How to Keep Deer in Their Home Ranges Throughout Hunting Seasons – Part II

One deer drive can fill a huge area with lasting human odors in minutes. One aimlessly wandering still-hunter hunter can fill an entire square mile or two with intense human odors in a single day. A number of independently hunting stand hunters can keep a sizable area filled with intense human odors for an entire hunting season. Where it is impossible for whitetails to find areas free of intense human odors within their home ranges, they soon depart. My hunting partners and I keep this from happening four ways.

First, we greatly limit the number and extent of routes we use during a hunting season. To determine where these routes should be located, we scout extensively on and off-trail 2-3 weeks before each hunting season begins, thus ensuring our trail scents will no longer be influencing whitetail travels on opening weekend.

Second, within each square mile we hunt we select a roughly-circular, wide-ranging series of connecting deer trails we refer to as a “cruise trail.” Branching off from this trail are our stand site approach trails. All our trails are existing deer trails. These are the only routes we use during a hunting season.  Portions or an entire length of a cruise trail may be used daily. Each of our stand site approach trails are only used once, sometimes twice, per hunting season. Thus we greatly limit where whitetails will discover our fresh trail scents during a hunting season. By limiting our travels on foot to these trails only, large portions of our hunting area remain untainted by human odors throughout a hunting season, enabling our deer to live normal lives everywhere except within 100 yards or more of trails and stand sites recently used and scented by hunters.

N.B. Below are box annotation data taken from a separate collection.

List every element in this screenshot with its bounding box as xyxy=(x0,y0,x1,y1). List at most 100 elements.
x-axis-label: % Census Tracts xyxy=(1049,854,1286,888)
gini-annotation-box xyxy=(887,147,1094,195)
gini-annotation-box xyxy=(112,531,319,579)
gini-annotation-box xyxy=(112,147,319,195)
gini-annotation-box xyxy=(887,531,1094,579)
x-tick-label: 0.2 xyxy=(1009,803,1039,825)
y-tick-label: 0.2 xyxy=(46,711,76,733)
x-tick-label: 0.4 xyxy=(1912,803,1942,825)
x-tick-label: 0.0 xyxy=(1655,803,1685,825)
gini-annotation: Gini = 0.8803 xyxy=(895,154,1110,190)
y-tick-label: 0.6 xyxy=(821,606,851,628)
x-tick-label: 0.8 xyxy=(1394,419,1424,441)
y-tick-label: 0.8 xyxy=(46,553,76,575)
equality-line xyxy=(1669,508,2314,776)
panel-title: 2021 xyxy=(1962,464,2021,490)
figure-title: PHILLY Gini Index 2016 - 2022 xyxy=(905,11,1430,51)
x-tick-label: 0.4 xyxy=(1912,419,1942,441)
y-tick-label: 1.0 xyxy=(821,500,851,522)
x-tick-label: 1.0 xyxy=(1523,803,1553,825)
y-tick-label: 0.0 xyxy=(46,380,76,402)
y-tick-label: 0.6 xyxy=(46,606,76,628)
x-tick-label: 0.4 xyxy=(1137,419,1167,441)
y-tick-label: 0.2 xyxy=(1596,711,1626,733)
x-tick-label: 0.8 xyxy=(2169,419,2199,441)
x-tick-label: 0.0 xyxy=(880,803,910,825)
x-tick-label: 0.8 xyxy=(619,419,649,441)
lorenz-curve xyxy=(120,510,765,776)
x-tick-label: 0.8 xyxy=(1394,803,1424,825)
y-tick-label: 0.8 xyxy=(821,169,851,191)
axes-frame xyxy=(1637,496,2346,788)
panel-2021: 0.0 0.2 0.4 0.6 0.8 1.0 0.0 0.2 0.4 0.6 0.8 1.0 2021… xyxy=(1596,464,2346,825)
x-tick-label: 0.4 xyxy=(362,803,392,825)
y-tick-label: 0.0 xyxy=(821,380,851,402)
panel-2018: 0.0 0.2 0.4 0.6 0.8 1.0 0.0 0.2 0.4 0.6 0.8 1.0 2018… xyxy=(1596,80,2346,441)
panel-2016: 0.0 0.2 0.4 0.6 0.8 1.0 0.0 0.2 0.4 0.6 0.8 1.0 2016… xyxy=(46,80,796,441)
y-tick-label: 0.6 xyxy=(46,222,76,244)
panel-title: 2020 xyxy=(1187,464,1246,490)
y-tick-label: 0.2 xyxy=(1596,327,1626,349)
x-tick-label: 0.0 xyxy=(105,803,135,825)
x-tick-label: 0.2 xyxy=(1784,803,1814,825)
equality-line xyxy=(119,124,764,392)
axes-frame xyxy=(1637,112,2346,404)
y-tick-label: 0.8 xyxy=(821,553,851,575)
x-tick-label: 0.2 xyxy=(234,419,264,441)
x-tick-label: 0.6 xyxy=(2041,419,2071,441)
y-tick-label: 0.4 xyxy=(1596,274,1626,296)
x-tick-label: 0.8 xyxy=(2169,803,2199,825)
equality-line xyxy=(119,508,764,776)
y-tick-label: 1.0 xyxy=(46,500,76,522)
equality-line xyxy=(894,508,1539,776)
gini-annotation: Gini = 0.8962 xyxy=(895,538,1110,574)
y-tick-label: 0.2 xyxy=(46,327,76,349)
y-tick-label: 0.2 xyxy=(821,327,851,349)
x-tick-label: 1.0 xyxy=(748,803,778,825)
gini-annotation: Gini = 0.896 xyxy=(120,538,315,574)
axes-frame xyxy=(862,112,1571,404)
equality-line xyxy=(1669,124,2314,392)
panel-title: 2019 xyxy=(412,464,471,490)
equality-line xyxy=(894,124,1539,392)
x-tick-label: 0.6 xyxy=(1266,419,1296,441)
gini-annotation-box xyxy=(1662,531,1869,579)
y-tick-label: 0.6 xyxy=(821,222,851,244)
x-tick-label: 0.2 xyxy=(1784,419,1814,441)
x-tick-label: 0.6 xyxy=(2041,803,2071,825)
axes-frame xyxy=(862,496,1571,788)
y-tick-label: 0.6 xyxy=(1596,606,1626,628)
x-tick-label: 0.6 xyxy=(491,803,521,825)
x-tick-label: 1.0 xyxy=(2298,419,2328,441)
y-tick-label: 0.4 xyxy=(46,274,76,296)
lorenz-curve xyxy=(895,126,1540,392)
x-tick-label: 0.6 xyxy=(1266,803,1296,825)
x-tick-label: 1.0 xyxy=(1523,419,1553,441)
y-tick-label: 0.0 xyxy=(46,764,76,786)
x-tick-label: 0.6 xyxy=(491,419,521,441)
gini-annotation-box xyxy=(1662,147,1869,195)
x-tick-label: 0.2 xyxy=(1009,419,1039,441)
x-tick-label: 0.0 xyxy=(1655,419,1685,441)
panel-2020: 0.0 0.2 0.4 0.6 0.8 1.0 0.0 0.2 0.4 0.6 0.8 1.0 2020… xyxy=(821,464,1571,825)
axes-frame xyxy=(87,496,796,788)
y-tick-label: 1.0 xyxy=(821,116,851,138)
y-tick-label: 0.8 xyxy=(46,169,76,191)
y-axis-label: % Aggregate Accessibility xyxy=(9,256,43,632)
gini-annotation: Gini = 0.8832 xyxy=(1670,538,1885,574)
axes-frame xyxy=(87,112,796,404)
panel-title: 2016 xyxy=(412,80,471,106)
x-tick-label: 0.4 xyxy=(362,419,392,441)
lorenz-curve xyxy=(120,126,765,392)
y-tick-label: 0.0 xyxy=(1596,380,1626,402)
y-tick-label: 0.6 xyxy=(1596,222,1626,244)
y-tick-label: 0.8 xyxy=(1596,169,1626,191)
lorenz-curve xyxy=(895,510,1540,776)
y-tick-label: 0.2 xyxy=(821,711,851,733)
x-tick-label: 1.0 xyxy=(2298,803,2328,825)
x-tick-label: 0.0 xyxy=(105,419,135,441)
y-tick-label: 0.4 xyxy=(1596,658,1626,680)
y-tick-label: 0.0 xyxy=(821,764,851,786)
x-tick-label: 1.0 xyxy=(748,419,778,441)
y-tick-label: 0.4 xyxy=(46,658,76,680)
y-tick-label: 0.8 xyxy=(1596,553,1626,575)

Third, though products claimed to eliminate human odors are not 100% effective and long-lasting, we use them routinely regardless because as human noses are able to discern, they do minimize human odors. Whitetails passing downwind of silent and motionless stand hunters that do not emit strong and unusual odors are very unlikely to react with enough alarm, if any, to prompt them to abandon their ranges, greatly improving the odds of seeing those deer during following days. Hunters emitting strong and unusual odors are likely to trigger immediate and lasting range abandonment by mature whitetails.

Fourth, to avoid being smelled and thus avoided by whitetails, we always approach and always stand hunt downwind or crosswind of trails or sites where we expect to see our intended quarries, made evident by very fresh tracks, droppings and/or ground scrapes made by mature bucks.

All of the above tactics have played prominent roles in helping my three sons and me to take 97 mature bucks plus a few yearling bucks on any day, even the last day, of our past 25 hunting seasons on public land inhabited by grey wolves.


How to keep Deer in Their Home Ranges Throughout Hunting Seasons – Part I

Not many days into a typical whitetail hunting season, most hunters begin wondering, where all the deer went. The answer depends on how you’ve been hunting. If you’ve been making drives or still-hunting (wandering aimlessly), most deer are then almost certain to be located where hunters aren’t making drives or still-hunting: in posted lands, for example, refuges or swamps and bogs, some of which may be as far away as 6–30 miles. If you’ve been stand hunting at one stand site where most hunters are stand hunting (during an archery season, for example), chances are most deer there are living quite normal lives out of sight 100 yards or more away.

Imagine hunting in an area where deer are merely living out of sight during an entire hunting season – like where my three sons, two grandsons, me and a number of weekend-only others hunt during a firearm season. We are stand hunters, of course, but not typical stand hunters. We rarely use a stand site longer than one-half to one day. The reason is, we hunt mature bucks only. Today, such deer are so skilled at finding, identifying and avoiding stand hunters in trees or on the ground that it is generally a waste of time to remain at one stand site longer than that.

Stand sites we use during the first 2–3 days of a hunting season are selected and prepared (if necessary) 2–3 weeks before the opener. During the rest of the hunting season, most are spur-of-the-moment, never-used-before selections near very fresh-deer signs. How, you might wonder, can so many hunters find and use so many stand sites, during the course of a hunting season without spooking and chasing all deer out of your hunting area?

The answer lies in another question: aside from “jumping” deer and alarming them enough to make them raise their tails and bound away, what makes whitetails abandon their ranges during a hunting season? The answer is, “overwhelming, much-feared trail and airborne scents emitted by hunters. Wherever a hunter travels on foot, a carpet of intense human odors that lasts four or more days is laid down and the hunter’s airborne odors sweep across the landscape throughout a triangular-shaped area 200 yards wide and 200 yards downwind. Airborne odors soon disappear after a hunter passes but continue unabated wherever a hunter halts to stand hunt.

Recent research by law enforcement officers in Minnesota have proven nothing a deer hunter can buy that is claimed to eliminate human odors can keep a K-9 dog from finding a human as quickly as a human not using these products. This means, of course, equally or more sensitive noses of whitetails cannot be fooled either (as I have been insisting since the 1970s). Sorry guys, this means today’s whitetail hunters must do something more than use certain soaps or soda, wear certain clothing or boots or spray themselves with certain potions to avoid being smelled and thus avoided by whitetails.